Workers hoping to qualify for the maximum Social Security benefit when they retire must follow these three steps:

Step 1: A retired worker's primary insurance amount (PIA) -- the benefit they would receive if they claimed Social Security at their full retirement age (FRA) -- is based on their work history. Specifically, the PIA formula takes into account inflation-adjusted earnings from the 35 highest-paid years of work during their career.

So the first step to receiving the maximum Social Security benefit is to work for at least 35 years, because a zero is added to the equation for each missing year.

Step 2: The PIA formula considers inflation-adjusted income up to the maximum taxable earnings limit. That threshold tends to increase each year based on changes in the national average wage index, as shown below:

Year

Maximum Taxable Earnings Limit

2020

$137,700

2021

$142,800

2022

$147,000

2023

$160,200

2024

$168,600

Data source: Social Security Administration.

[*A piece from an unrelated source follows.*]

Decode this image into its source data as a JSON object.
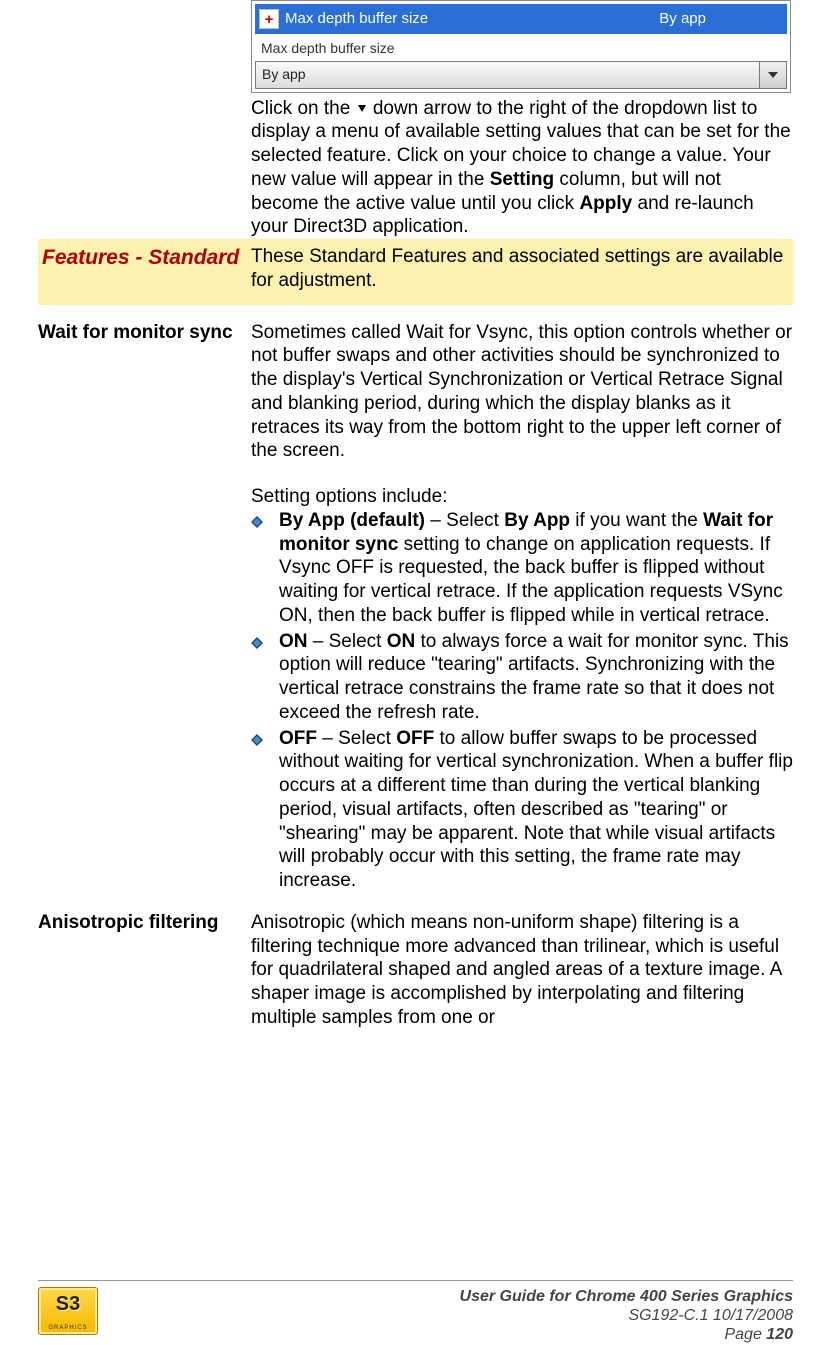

So the second step in getting the maximum Social Security benefit is to make more money than the maximum taxable earnings limit for at least 35 years.

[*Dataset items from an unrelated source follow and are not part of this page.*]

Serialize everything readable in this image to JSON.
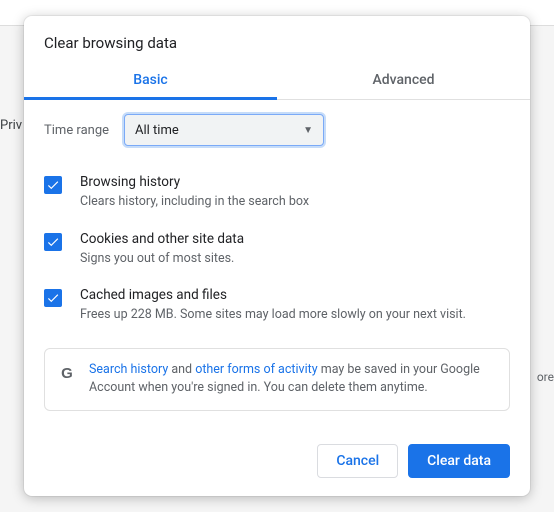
{
  "background": {
    "side_label": "Priv",
    "more_text": "ore"
  },
  "dialog": {
    "title": "Clear browsing data",
    "tabs": {
      "basic": "Basic",
      "advanced": "Advanced"
    },
    "time_range": {
      "label": "Time range",
      "value": "All time"
    },
    "options": [
      {
        "title": "Browsing history",
        "desc": "Clears history, including in the search box",
        "checked": true
      },
      {
        "title": "Cookies and other site data",
        "desc": "Signs you out of most sites.",
        "checked": true
      },
      {
        "title": "Cached images and files",
        "desc": "Frees up 228 MB. Some sites may load more slowly on your next visit.",
        "checked": true
      }
    ],
    "notice": {
      "link1": "Search history",
      "mid1": " and ",
      "link2": "other forms of activity",
      "rest": " may be saved in your Google Account when you're signed in. You can delete them anytime."
    },
    "buttons": {
      "cancel": "Cancel",
      "confirm": "Clear data"
    }
  }
}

Step 3: Workers are entitled to retirement benefits at age 62, but claiming Social Security before your FRA results in a permanent payout reduction, and claiming Social Security after your FRA results in a permanent payout increase. However, there is no advantage to delaying beyond age 70 -- doing so would simply leave money on the table.

So the third step in scoring the maximum retired-worker benefit is to claim Social Security at age 70.

Claiming age has a profound impact on Social Security benefits

All three variables play important roles in determining Social Security income. But claiming age is the one most easily controlled by workers nearing retirement, and it can have a profound impact on the calculation.

The chart below illustrates just how big the impact can be. It shows the maximum Social Security benefit for retired workers at different claiming ages in 2024.

The maximum Social Security retired-worker benefit at different ages in 2024.

Chart by Author. Note: workers born in 1958 will reach FRA in 2024 at age 66 and 8 months, and workers born in the last few months of 1957 will reach FRA in 2024 at age 66 and 6 months.

Next year, the maximum retired-worker benefit will be $2,710 per month at age 62, but it will be $4,873 per month at age 70. That means retired workers who delay Social Security until age 70 could receive an additional $2,163 each month in 2024, or an additional $25,956 for the full year.

Delaying Social Security until age 70 results in a much bigger benefit

Very few retired workers will get the maximum Social Security benefit because very few people make enough money. Last year, less than 7% of workers had income exceeding the maximum taxable earnings limit, and even less are likely to hit that mark in 35 different years. That means a fraction of the population will qualify for the biggest payout.

Even so, the concepts discussed in this article, especially the profound impact claiming age has on Social Security payouts, are still relevant.

Consider a retired worker born in 1960 with a PIA of $2,000 per month. Their FRA is age 67, as defined by their birth year, meaning they would receive $2,000 per month if they start Social Security at age 67. Accordingly, that retired worker would only receive 70% of their PIA ($1,400 per month) if they claim Social Security at age 62, but they would receive 124% of their PIA ($2,480 per month) if they claim at age 70. In other words, their benefit would be 77% larger at age 70 as compared to age 62.

That percentage difference holds regardless of how much you're getting from Social Security. So while very few people will qualify for the maximum retired-worker benefit next year, anyone can substantially increase their payout by delaying Social Security until age 70.